Post explains how urban design can facilitate social interaction—or work against it.
“Forty years ago, neighborhoods had sidewalks, front porches, and parks-geographical opportunities for people to be socially engaged,” he says. “In many communities today, we are lacking these things. We don’t know our neighbors anymore. We just get into our car pods and never see anyone. We no longer have the opportunity to stumble upon happiness by being good neighbors in our communities.”
Good urban design and effective mass transportation can also determine how much time we spend commuting to work, and how much time we spend behind the wheel of a car running errands—both of which ultimately impact the amount of time we have for joyfully engaging with friends, family, and community.
Giving for Your Own Good
This may come as a surprise to the “Me Generation,” but happiness doesn’t come from living in a big house, buying the latest techno-gadget, and getting stamps from exotic locales in your passport.
In fact, a 2005 poll by Time Magazine found that helping others was a major source of happiness for 75 percent of Americans.
“Volunteering is an opportunity to be socially engaged and contribute to the lives of others,” says Stephen Post, a professor at Case Western Reserve University who co-authored the book Why Good Things Happen to Good People with Jill Neimark. “It’s not material goods that make us happy—it’s having purpose and meaning in our lives.”
In fact, some recent research suggests that we’re actually hard-wired for helping. Even thinking about helping others is enough to stimulate the part of our brain associated with feel-good chemicals like oxytocin.
Helping others doesn’t just make us happier, there’s also evidence it makes us healthier too. “Recent research out of England shows that cities with higher rates of volunteerism had the lower rates of depression and heart disease,” says Post.
Don’t have a lot of free time? No worries. People who volunteer just two hours per week (100 hours per year) enjoy lower rates of depression and better physical health.
As Long As You Have Your Health
Perhaps it comes as no surprise to find that healthier people are happier than those who aren't as healthy.

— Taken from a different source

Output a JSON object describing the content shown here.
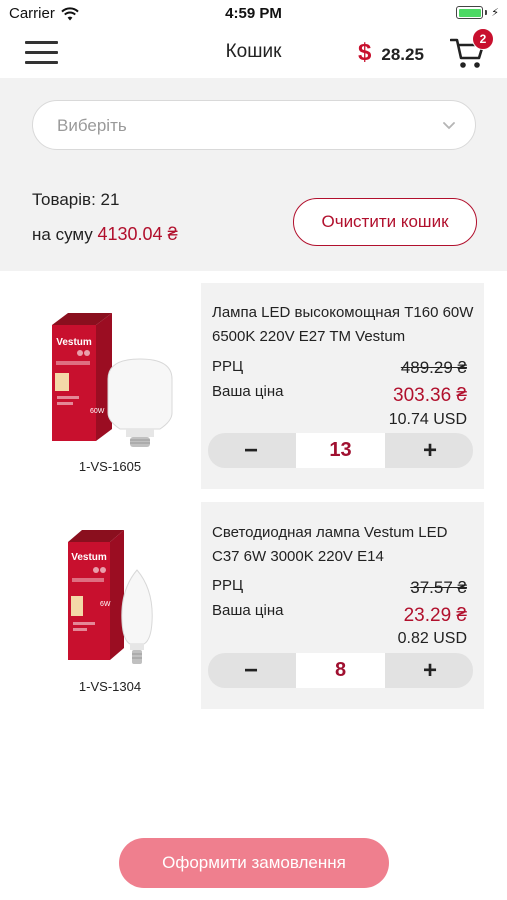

In fact, a 2006 report published by the Pew Research Center found that 48 percent of people who rated their health as “excellent” described themselves as “very happy”, while only 15 percent of those who rated their health as “poor” said the same.
After all, it’s harder to be happy when living with chronic pain or illness or when faced with a potentially life-threatening condition.
While health is strongly tied to happiness, lack of health is even more strongly correlated with lack of happiness. Of those who rated their health as “poor,” a whopping percent described them as “not too happy,” while only 6 percent of those in “excellent” health said the same.
According to the Pew Research Center, health—along with religion and marriage—were among the strongest predictors of happiness, even when adjusting for a variety of other variables.